Los grandes acontecimientos no dependen nunca de ti. Puede que los pequeños tampoco exactamente.

Tú solo intentas entender qué podría pasar. Buscas un lugar propicio. Buena compañía. Y esperas. Que pase lo que tenga que pasar. A veces se nubla y no se ve la corona ni nada que no sea una noche repentina. Un silencio. Un algo contenido. Gente que aplaude porque no sabe qué hacer con lo que está pasando. Gente que lloramos porque siempre lloramos cuando hay algo enorme oprimiendo el pecho. Ponerle nombre a esa enormidas es saber que somos enanos. Que el universo es infinito y sigue sus ritmos ignorándome. A mi hace mucho que entender eso de verdad me da paz.

Un niño detrás de mi con una madre incapaz de entender el sistema solar. Desinformada de miedo “pónganse las gafas”. Entender de pronto el privilegio. Siempre fuiste una niña con al menos un adulto capaz de explicarte el mundo con una precisión suficiente. Parece una tontería. Lo cambia todo. “Mamá, con las gafas no veo nada”

Me giro. Le digo: como las nubes tapan al sol sólo vamos a ver que se hace de noche muy pronto, de golpe. Y luego de día otra vez igual de rápido. Sonríe pero sigue sin entende nada.

A veces el eclipse se nubla pero da igual porque ha sido un día precioso, porque hemos subido por las escaleras que comunican las dos playas riendo con restos de salitre en la piel. Porque el aperol tiene el color del atardecer.

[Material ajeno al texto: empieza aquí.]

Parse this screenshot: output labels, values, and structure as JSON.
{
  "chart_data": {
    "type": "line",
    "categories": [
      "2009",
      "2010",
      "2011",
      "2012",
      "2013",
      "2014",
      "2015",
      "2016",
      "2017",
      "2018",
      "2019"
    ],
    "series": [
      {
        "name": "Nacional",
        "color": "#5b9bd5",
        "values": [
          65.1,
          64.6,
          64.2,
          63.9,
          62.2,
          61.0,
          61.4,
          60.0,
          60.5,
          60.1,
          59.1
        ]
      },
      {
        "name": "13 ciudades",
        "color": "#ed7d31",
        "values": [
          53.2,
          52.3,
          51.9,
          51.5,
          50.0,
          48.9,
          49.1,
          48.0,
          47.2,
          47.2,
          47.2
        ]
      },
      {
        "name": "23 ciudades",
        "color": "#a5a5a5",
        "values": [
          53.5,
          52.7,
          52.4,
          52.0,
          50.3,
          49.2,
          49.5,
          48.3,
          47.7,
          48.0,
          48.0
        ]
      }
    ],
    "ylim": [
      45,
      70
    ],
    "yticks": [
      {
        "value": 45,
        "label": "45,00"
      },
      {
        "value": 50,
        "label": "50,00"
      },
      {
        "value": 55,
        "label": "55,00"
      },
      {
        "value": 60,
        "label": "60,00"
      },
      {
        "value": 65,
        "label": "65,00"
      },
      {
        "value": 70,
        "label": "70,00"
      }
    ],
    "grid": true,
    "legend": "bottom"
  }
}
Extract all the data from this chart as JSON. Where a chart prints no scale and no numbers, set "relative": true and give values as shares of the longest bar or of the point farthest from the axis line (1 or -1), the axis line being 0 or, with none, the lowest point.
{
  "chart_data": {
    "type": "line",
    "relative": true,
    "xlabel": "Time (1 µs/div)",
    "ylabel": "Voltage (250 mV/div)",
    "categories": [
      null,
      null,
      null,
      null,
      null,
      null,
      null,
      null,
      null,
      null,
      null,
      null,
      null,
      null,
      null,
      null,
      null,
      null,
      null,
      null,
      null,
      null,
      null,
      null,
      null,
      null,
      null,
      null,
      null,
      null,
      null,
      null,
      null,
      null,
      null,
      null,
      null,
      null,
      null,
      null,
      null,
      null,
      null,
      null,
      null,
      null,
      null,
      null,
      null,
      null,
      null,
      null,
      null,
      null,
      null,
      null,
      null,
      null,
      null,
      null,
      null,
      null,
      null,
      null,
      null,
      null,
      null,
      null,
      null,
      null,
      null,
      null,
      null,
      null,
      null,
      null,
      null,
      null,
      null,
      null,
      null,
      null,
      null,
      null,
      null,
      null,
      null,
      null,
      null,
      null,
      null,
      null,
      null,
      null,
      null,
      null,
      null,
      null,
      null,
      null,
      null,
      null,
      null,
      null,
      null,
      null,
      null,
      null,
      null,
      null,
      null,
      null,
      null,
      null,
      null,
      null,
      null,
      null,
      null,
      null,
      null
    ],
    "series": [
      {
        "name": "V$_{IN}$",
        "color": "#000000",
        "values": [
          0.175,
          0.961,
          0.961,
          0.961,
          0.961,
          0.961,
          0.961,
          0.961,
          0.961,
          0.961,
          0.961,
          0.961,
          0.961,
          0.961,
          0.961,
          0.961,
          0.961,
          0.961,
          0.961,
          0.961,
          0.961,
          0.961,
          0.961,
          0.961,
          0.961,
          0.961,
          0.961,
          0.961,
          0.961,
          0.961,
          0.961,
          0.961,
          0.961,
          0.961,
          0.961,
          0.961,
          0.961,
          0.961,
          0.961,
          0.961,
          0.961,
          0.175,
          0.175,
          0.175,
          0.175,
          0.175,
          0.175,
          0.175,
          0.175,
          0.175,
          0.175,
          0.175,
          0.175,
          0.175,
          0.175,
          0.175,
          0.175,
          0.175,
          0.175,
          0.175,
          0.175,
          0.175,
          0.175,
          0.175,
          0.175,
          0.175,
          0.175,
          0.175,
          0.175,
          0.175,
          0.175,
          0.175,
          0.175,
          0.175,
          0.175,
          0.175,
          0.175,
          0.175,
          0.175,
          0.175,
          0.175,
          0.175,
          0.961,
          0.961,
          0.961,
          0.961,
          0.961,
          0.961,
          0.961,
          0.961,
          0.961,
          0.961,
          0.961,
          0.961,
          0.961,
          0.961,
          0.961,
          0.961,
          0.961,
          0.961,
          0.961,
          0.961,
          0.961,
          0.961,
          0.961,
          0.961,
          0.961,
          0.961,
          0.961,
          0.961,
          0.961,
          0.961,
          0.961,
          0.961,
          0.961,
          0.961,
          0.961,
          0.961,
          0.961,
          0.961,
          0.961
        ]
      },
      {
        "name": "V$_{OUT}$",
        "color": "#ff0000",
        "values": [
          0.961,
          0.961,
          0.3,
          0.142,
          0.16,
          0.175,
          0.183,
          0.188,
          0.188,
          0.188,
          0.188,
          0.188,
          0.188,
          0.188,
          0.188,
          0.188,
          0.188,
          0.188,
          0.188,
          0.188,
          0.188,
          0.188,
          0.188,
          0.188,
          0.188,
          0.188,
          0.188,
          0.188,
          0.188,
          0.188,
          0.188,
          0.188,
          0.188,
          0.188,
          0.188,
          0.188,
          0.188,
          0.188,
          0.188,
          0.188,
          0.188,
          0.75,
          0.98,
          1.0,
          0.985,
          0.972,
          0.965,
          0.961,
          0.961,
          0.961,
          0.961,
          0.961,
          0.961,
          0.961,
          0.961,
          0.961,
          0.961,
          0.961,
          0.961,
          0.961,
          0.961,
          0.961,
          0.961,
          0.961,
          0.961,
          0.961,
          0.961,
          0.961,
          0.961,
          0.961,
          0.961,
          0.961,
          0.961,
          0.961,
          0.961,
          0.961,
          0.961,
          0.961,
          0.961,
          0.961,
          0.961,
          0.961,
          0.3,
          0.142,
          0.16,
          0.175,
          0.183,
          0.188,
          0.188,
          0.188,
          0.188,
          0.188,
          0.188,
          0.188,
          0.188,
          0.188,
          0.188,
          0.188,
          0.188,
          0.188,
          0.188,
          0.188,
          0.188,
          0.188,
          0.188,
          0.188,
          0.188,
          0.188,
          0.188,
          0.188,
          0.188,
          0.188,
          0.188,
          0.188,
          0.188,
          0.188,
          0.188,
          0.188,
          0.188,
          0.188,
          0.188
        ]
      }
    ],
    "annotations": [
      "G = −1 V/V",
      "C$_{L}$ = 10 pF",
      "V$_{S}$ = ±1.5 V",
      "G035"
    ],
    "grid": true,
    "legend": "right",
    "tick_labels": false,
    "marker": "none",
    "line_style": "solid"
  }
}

Porque dentro de muchísimos años diremos “tú y yo vimos aquel no eclipse en Los locos” y eso significará mucho más que un fenómeno astronómico rarísimo.

Vivir es esperar al eclipse total y disfrutar de la noche repentina. Volver conduciendo de la playa, ducharte con agua caliente a presión, el mejor disco de Iván de fondo. Que eso sean las vacaciones.